Some of Sir Konstantin’s colleagues are developing more such materials and playing with the materials’ physics, such as their shear or flexibility. Sometimes, they go beyond the biological inspiration and integrate symbiotic biosystems to develop hybrid bio-nano-materials such as living electroactive composites. These LECs contain thin graphene-like polymers coated with symbiotic bacteria, which use the polymer as a surface to grow on. In return, their metabolic production of electrons renders the membranes with electrical properties. Creating such novel biological fuel cells is not just for fun.

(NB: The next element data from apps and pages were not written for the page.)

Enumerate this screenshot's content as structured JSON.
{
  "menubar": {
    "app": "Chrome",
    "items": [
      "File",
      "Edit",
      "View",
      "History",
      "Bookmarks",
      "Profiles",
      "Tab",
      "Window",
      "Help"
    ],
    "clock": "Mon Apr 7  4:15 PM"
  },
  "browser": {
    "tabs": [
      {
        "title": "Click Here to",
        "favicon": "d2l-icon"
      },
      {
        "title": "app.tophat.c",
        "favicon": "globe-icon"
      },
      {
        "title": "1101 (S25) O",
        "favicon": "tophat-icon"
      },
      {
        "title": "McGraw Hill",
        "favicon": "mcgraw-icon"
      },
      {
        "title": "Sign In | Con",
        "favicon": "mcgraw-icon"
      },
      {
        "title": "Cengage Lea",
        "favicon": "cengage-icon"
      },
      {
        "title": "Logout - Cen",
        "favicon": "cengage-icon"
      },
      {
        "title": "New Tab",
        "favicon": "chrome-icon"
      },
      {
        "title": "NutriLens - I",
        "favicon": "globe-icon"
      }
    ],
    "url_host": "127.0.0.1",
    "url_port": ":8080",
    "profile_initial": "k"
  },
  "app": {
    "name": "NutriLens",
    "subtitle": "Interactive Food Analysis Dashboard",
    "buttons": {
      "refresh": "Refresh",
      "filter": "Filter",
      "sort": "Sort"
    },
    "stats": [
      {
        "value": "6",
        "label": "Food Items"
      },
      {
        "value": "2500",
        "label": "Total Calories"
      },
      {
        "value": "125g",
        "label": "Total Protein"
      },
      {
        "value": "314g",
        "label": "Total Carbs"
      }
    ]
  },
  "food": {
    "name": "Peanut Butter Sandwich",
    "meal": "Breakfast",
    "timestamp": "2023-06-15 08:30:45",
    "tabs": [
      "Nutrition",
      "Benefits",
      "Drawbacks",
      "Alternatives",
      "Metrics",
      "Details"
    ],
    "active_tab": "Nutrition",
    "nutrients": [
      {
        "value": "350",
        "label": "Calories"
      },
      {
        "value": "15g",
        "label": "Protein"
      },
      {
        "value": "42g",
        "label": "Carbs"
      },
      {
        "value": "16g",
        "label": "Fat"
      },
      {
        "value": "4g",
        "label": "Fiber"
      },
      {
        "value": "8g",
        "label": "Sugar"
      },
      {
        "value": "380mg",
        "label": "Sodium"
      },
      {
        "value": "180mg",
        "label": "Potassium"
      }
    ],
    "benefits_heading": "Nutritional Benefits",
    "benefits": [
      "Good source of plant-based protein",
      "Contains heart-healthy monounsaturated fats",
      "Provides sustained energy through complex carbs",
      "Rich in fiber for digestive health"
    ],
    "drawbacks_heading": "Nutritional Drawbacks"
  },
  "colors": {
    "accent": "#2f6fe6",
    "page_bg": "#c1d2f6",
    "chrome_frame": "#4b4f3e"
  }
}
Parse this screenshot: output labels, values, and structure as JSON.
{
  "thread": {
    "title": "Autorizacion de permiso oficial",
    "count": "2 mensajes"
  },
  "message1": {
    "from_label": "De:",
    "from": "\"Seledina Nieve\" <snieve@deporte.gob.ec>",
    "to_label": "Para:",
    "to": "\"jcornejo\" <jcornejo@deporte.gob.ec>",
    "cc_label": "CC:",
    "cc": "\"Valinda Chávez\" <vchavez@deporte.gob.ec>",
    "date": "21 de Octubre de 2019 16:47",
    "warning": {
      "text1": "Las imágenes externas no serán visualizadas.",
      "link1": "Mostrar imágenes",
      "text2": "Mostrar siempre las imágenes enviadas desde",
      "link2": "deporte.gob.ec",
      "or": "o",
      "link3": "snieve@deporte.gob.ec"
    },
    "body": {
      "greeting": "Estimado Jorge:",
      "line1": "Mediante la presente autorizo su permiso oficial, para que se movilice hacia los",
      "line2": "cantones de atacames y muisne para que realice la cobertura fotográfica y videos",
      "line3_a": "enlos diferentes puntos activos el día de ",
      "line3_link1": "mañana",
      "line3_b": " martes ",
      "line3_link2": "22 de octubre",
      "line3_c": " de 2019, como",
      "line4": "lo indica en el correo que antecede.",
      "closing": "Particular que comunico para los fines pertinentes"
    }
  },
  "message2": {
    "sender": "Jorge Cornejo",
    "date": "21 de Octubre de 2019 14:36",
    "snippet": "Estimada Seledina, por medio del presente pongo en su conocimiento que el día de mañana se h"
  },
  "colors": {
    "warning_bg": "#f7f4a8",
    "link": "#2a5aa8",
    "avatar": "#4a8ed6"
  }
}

Instead, they will have biomedical applications such as delivering medical drugs to the human body or having antimicrobial properties. But what is crucial for them to ensure is that there is a feedback loop and that the internal structure of the material changes from memory as it did during the training for the designed and desired function.
“But for training, we need more dynamic artificial intelligence systems, which are not yet available in this case,” Laureate Novoselov said. “Also, with the available traditional materials, it would take much longer to produce smart, functional materials like the ones I described on-demand.”